Enabling nodes to be added to a cluster
Before you can add a node to a cluster, you need to set a value for the Allow add to cluster (ALWADDCLU) network attribute.
Use the Change Network Attributes (CHGNETA) command on any server that you want to set up as a cluster node. The CHGNETA command changes the network attributes of a system. The ALWADDCLU network attribute specifies whether a node allows another system to add it as a node in a cluster.
Possible values follow:
- The value does not change. The system is shipped with a value of *NONE.
- No other system can add this system as a node in a cluster.
- Any other system can add this system as a node in a cluster.
- Any other system can add this system as a node in a cluster only after the cluster add request has been authenticated.
Note: *RQSAUT is recommended to improve authentication security.
The ALWADDCLU network attribute is checked to see if the node that is being added is allowed to be part of the cluster and whether to validate the cluster request through the use of X.509 digital certificates.
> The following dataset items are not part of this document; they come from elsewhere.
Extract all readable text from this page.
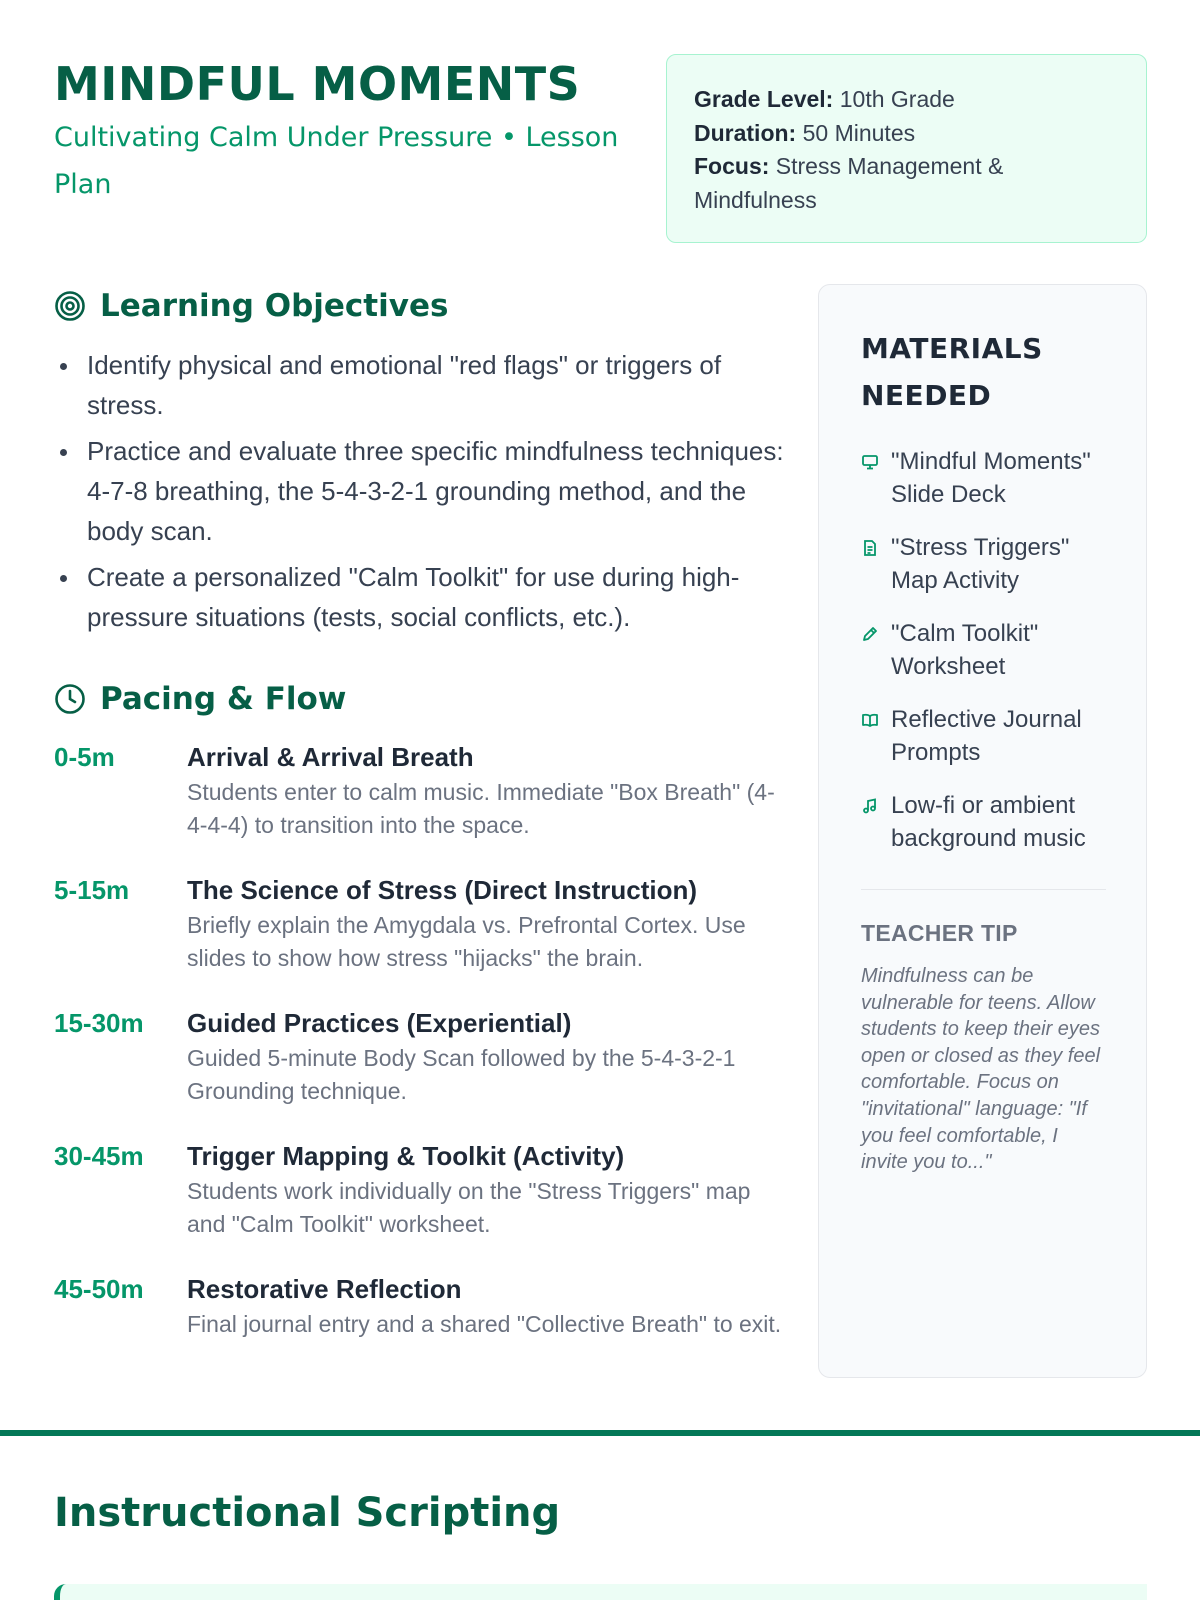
MINDFUL MOMENTS
Cultivating Calm Under Pressure • Lesson Plan
Grade Level: 10th Grade
Duration: 50 Minutes
Focus: Stress Management & Mindfulness
Learning Objectives
Identify physical and emotional "red flags" or triggers of stress.
Practice and evaluate three specific mindfulness techniques: 4-7-8 breathing, the 5-4-3-2-1 grounding method, and the body scan.
Create a personalized "Calm Toolkit" for use during high-pressure situations (tests, social conflicts, etc.).
Pacing & Flow
0-5m	Arrival & Arrival Breath
Students enter to calm music. Immediate "Box Breath" (4-4-4-4) to transition into the space.
5-15m	The Science of Stress (Direct Instruction)
Briefly explain the Amygdala vs. Prefrontal Cortex. Use slides to show how stress "hijacks" the brain.
15-30m	Guided Practices (Experiential)
Guided 5-minute Body Scan followed by the 5-4-3-2-1 Grounding technique.
30-45m	Trigger Mapping & Toolkit (Activity)
Students work individually on the "Stress Triggers" map and "Calm Toolkit" worksheet.
45-50m	Restorative Reflection
Final journal entry and a shared "Collective Breath" to exit.
MATERIALS NEEDED
"Mindful Moments" Slide Deck
"Stress Triggers" Map Activity
"Calm Toolkit" Worksheet
Reflective Journal Prompts
Low-fi or ambient background music
TEACHER TIP
Mindfulness can be vulnerable for teens. Allow students to keep their eyes open or closed as they feel comfortable. Focus on "invitational" language: "If you feel comfortable, I invite you to..."
Instructional Scripting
A digital certificate is a form of personal identification that can be verified electronically. If validation is required, the requesting node and the node that is being added must have the following installed on the systems:
- IBM® i Option 34 (Digital Certificate Manager)
- IBM i Option 35 (CCA Cryptographic Service Provider)
When *RQSAUT is selected for the ALWADDCLU, the certificate authority trust list for the IBM i cluster security server application must be correctly set up. The server application identifier is QIBM_QCST_CLUSTER_SECURITY. At a minimum, add certificate authorities for those nodes that you allow to join the cluster.